Out of the wreck of Rome strode one triumphant party: the church. Out from under the shadow of the emperor, the western church throve for hundreds of years, flowering into the bright array of Christendom, putting down roots, from which one day would grow the tree of all modern European cultures.
The church did not just survive the fall of Rome; it throve among the ruins. Far from saving Christianity, Constantine nearly killed it when he tied it to the sinking ship of Roman bureaucracy. Only by breaking the chains Constantine forged did Christendom persist beyond Rome.
Look Beyond the City of Man
Augustine did not only give Christendom its leading theory of goodness. He also gave us the foundation of all pre-modern Christian political thought in the western church, his work “City of God.” Written in response to a barbarian sack of Rome, it is Augustine’s urging of his fellow Roman Christians to look beyond the “city of man,” Rome, blasphemously called by Romans “the Eternal City,” and see the actual Eternal City, a New Jerusalem.
Christian leaders like Augustine taught their flocks not to look for a new establishment politician with just the right policies, like Majorian or Anthemius. Nor should Christians turn to a dubiously legitimate strong-man who upset the establishment, but got stuff done, like Stilicho, Aetius, or the wicked, empire-wrecking (but very popular with native-born Italians!) Ricimer. Rather, as his hometown of Hippo Regius was aflame, besieged by rampaging Vandals, Augustine saw clearly the Christian path through chaotic political times: to remember that the stakes are very low for us.
We are citizens of two kingdoms, and our first citizenship is always in heaven. To be an American first and a Christian second is, simply, to not be a Christian at all. If our party’s electoral defeat gives us more sadness than an empty pew at church does, then we have drunk the poison of Manichaeanism: we have convinced ourselves that the City of Man is our true home, the place with our most vital investments, rather than the City of God.
If the sins of an opposing politician incite our judgment more than our own sins do, then we have been blinded by the darkness of Manichaean thinking, deluded into thinking that the cosmos depends upon our political victory, rather than Christ’s Advent. If we more eagerly evangelize the good news of tax cuts than the the body and blood of Jesus Christ served to us each Sunday, then we can see clearly where we have actually stored up our treasures.
This Doesn’t Mean to Hide in the Hills
I do not mean to counsel political quietism. It is decent and proper for Christians to engage in politics and seek to bring about the common good, and to enable the living of quiet Christian lives.

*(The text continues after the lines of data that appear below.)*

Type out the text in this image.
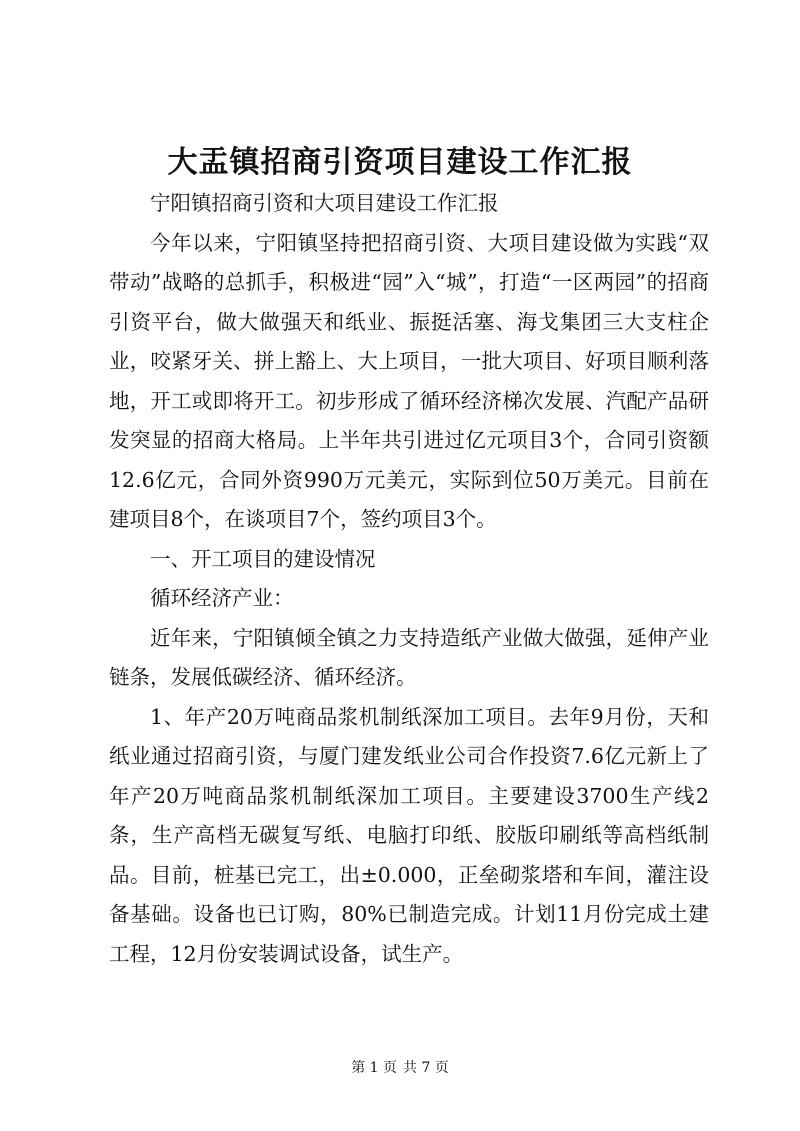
大盂镇招商引资项目建设工作汇报

宁阳镇招商引资和大项目建设工作汇报

今年以来，宁阳镇坚持把招商引资、大项目建设做为实践“双带动”战略的总抓手，积极进“园”入“城”，打造“一区两园”的招商引资平台，做大做强天和纸业、振挺活塞、海戈集团三大支柱企业，咬紧牙关、拼上豁上、大上项目，一批大项目、好项目顺利落地，开工或即将开工。初步形成了循环经济梯次发展、汽配产品研发突显的招商大格局。上半年共引进过亿元项目3个，合同引资额12.6亿元，合同外资990万元美元，实际到位50万美元。目前在建项目8个，在谈项目7个，签约项目3个。

一、开工项目的建设情况

循环经济产业：

近年来，宁阳镇倾全镇之力支持造纸产业做大做强，延伸产业链条，发展低碳经济、循环经济。

1、年产20万吨商品浆机制纸深加工项目。去年9月份，天和纸业通过招商引资，与厦门建发纸业公司合作投资7.6亿元新上了年产20万吨商品浆机制纸深加工项目。主要建设3700生产线2条，生产高档无碳复写纸、电脑打印纸、胶版印刷纸等高档纸制品。目前，桩基已完工，出±0.000，正垒砌浆塔和车间，灌注设备基础。设备也已订购，80%已制造完成。计划11月份完成土建工程，12月份安装调试设备，试生产。

第 1 页 共 7 页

But we must never lose sight of where the real stakes are: not at the ballot box and not on Twitter, but in our own souls, and what conduct and behaviors we allow, endorse, and encourage.

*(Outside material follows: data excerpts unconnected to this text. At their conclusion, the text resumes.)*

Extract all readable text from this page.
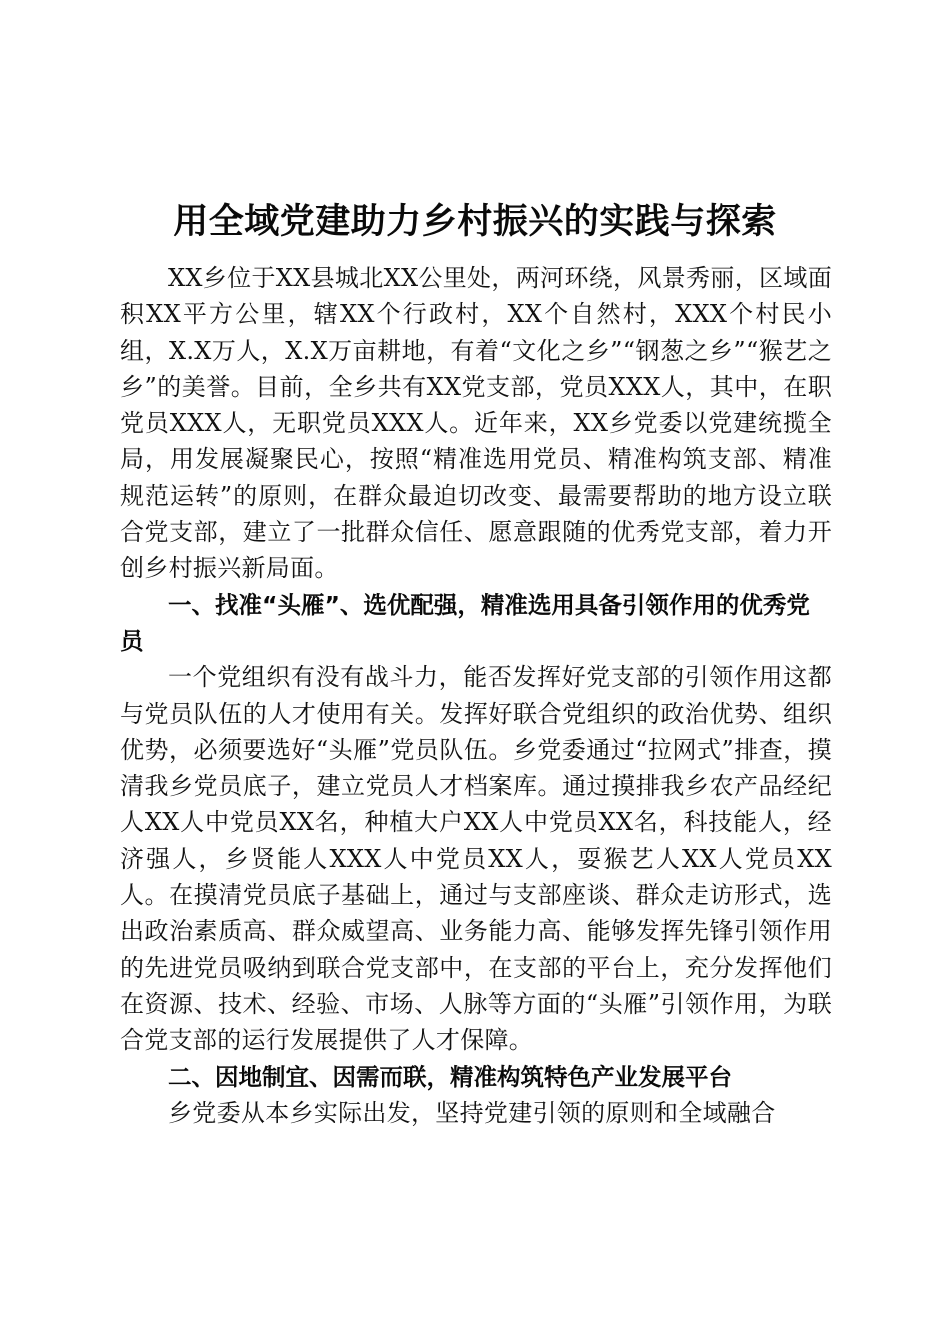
用全域党建助力乡村振兴的实践与探索

XX乡位于XX县城北XX公里处，两河环绕，风景秀丽，区域面积XX平方公里，辖XX个行政村，XX个自然村，XXX个村民小组，X.X万人，X.X万亩耕地，有着“文化之乡”“钢葱之乡”“猴艺之乡”的美誉。目前，全乡共有XX党支部，党员XXX人，其中，在职党员XXX人，无职党员XXX人。近年来，XX乡党委以党建统揽全局，用发展凝聚民心，按照“精准选用党员、精准构筑支部、精准规范运转”的原则，在群众最迫切改变、最需要帮助的地方设立联合党支部，建立了一批群众信任、愿意跟随的优秀党支部，着力开创乡村振兴新局面。

一、找准“头雁”、选优配强，精准选用具备引领作用的优秀党员

一个党组织有没有战斗力，能否发挥好党支部的引领作用这都与党员队伍的人才使用有关。发挥好联合党组织的政治优势、组织优势，必须要选好“头雁”党员队伍。乡党委通过“拉网式”排查，摸清我乡党员底子，建立党员人才档案库。通过摸排我乡农产品经纪人XX人中党员XX名，种植大户XX人中党员XX名，科技能人，经济强人，乡贤能人XXX人中党员XX人，耍猴艺人XX人党员XX人。在摸清党员底子基础上，通过与支部座谈、群众走访形式，选出政治素质高、群众威望高、业务能力高、能够发挥先锋引领作用的先进党员吸纳到联合党支部中，在支部的平台上，充分发挥他们在资源、技术、经验、市场、人脉等方面的“头雁”引领作用，为联合党支部的运行发展提供了人才保障。

二、因地制宜、因需而联，精准构筑特色产业发展平台

乡党委从本乡实际出发，坚持党建引领的原则和全域融合
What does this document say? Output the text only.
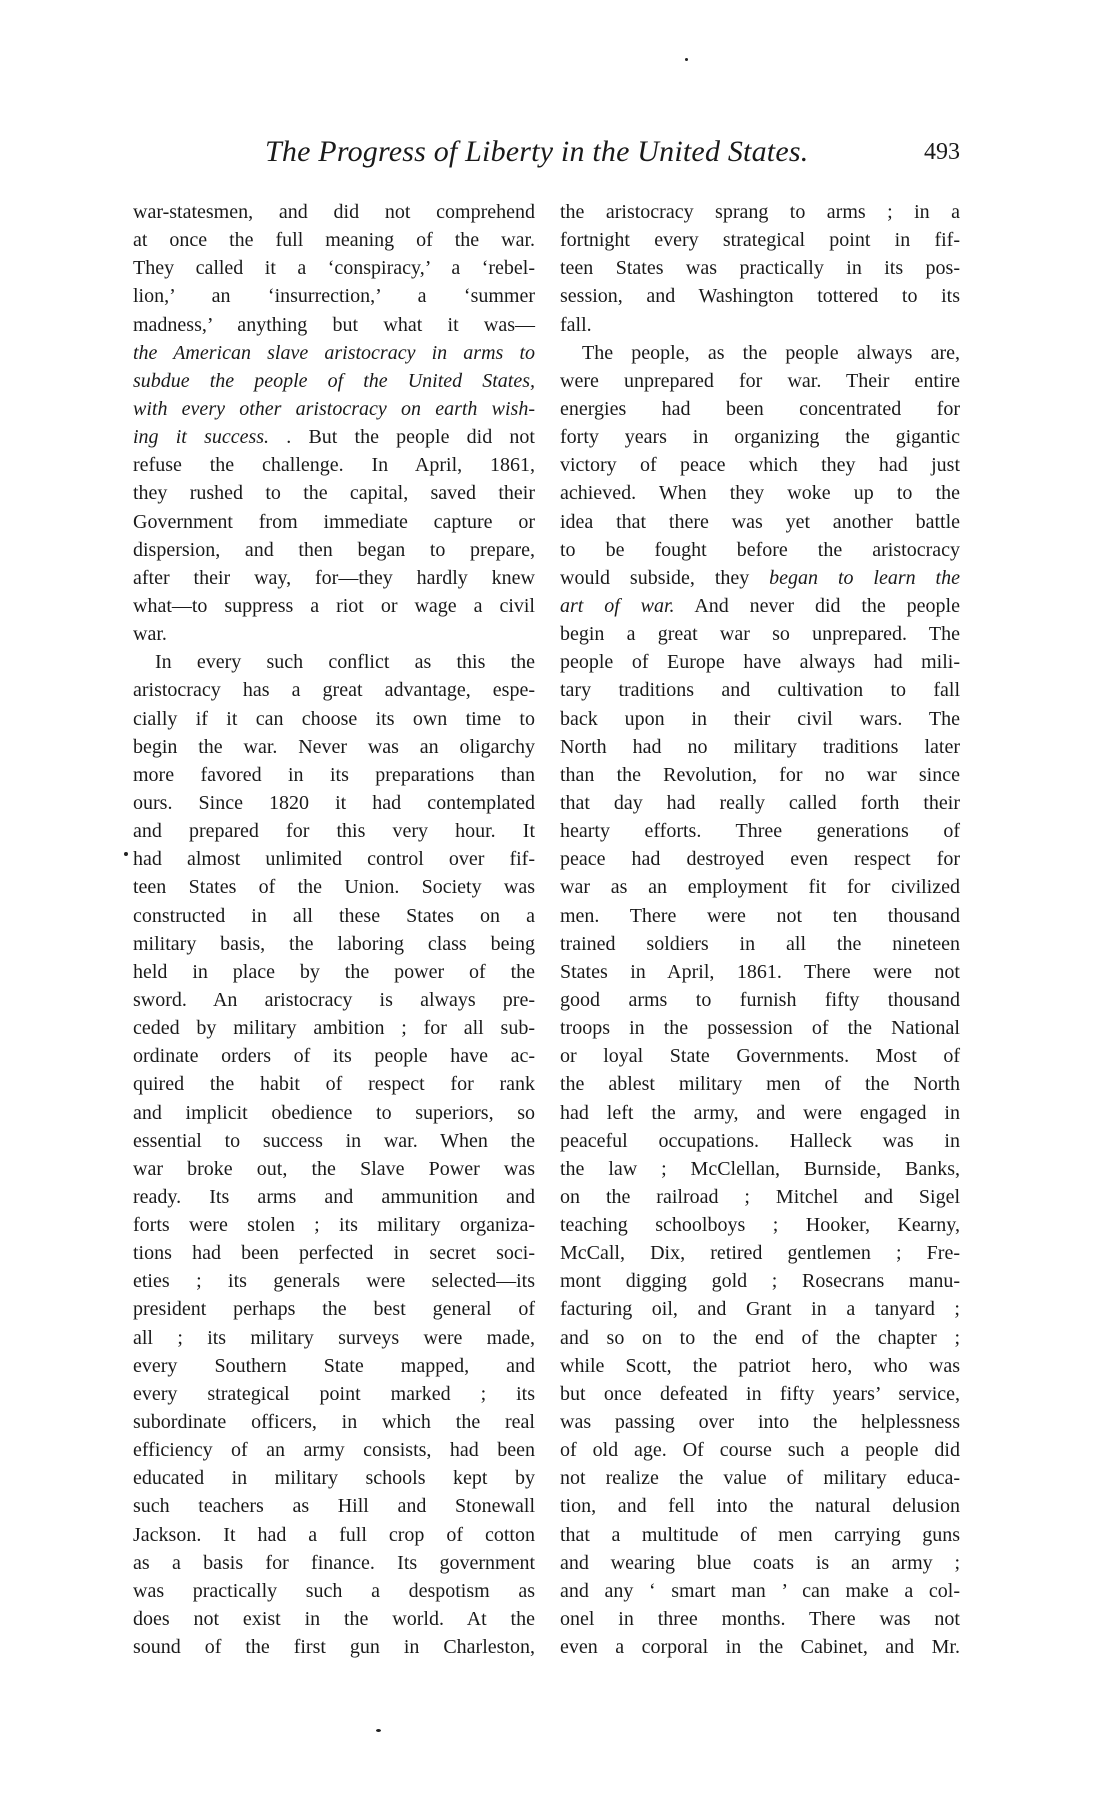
The Progress of Liberty in the United States.	493
war-statesmen, and did not comprehend
at once the full meaning of the war.
They called it a ‘conspiracy,’ a ‘rebel-
lion,’ an ‘insurrection,’ a ‘summer
madness,’ anything but what it was—
the American slave aristocracy in arms to
subdue the people of the United States,
with every other aristocracy on earth wish-
ing it success. . But the people did not
refuse the challenge. In April, 1861,
they rushed to the capital, saved their
Government from immediate capture or
dispersion, and then began to prepare,
after their way, for—they hardly knew
what—to suppress a riot or wage a civil
war.
In every such conflict as this the
aristocracy has a great advantage, espe-
cially if it can choose its own time to
begin the war. Never was an oligarchy
more favored in its preparations than
ours. Since 1820 it had contemplated
and prepared for this very hour. It
had almost unlimited control over fif-
teen States of the Union. Society was
constructed in all these States on a
military basis, the laboring class being
held in place by the power of the
sword. An aristocracy is always pre-
ceded by military ambition ; for all sub-
ordinate orders of its people have ac-
quired the habit of respect for rank
and implicit obedience to superiors, so
essential to success in war. When the
war broke out, the Slave Power was
ready. Its arms and ammunition and
forts were stolen ; its military organiza-
tions had been perfected in secret soci-
eties ; its generals were selected—its
president perhaps the best general of
all ; its military surveys were made,
every Southern State mapped, and
every strategical point marked ; its
subordinate officers, in which the real
efficiency of an army consists, had been
educated in military schools kept by
such teachers as Hill and Stonewall
Jackson. It had a full crop of cotton
as a basis for finance. Its government
was practically such a despotism as
does not exist in the world. At the
sound of the first gun in Charleston,
the aristocracy sprang to arms ; in a
fortnight every strategical point in fif-
teen States was practically in its pos-
session, and Washington tottered to its
fall.
The people, as the people always are,
were unprepared for war. Their entire
energies had been concentrated for
forty years in organizing the gigantic
victory of peace which they had just
achieved. When they woke up to the
idea that there was yet another battle
to be fought before the aristocracy
would subside, they began to learn the
art of war. And never did the people
begin a great war so unprepared. The
people of Europe have always had mili-
tary traditions and cultivation to fall
back upon in their civil wars. The
North had no military traditions later
than the Revolution, for no war since
that day had really called forth their
hearty efforts. Three generations of
peace had destroyed even respect for
war as an employment fit for civilized
men. There were not ten thousand
trained soldiers in all the nineteen
States in April, 1861. There were not
good arms to furnish fifty thousand
troops in the possession of the National
or loyal State Governments. Most of
the ablest military men of the North
had left the army, and were engaged in
peaceful occupations. Halleck was in
the law ; McClellan, Burnside, Banks,
on the railroad ; Mitchel and Sigel
teaching schoolboys ; Hooker, Kearny,
McCall, Dix, retired gentlemen ; Fre-
mont digging gold ; Rosecrans manu-
facturing oil, and Grant in a tanyard ;
and so on to the end of the chapter ;
while Scott, the patriot hero, who was
but once defeated in fifty years’ service,
was passing over into the helplessness
of old age. Of course such a people did
not realize the value of military educa-
tion, and fell into the natural delusion
that a multitude of men carrying guns
and wearing blue coats is an army ;
and any ‘ smart man ’ can make a col-
onel in three months. There was not
even a corporal in the Cabinet, and Mr.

Whenever we begin to get riled up, to tell ourselves that everything is terrible, we must remember that it is better that America, like Rome, Athens, and Jerusalem of old, should be sunk beneath the waves than that the church should accept an unclean conscience on its behalf. Then we must recall what we are commanded to do: wait.
Wait for His Advent. Be ready. Be alert. Know that you do not know the day nor the hour of his coming; know that though there are wars and rumors of wars, God’s word will never pass away. It will not pass away if abortion doubles, nor will his Advent be hastened if abortion is ended. The word will not pass away if every church is reduced to ash, nor if every senator were a minister would the timing of our coming redemption be changed by an iota.
So be at peace, and do not worry about tomorrow. The worst the world can do to you is kill you; and that is of little consequence to a Christian.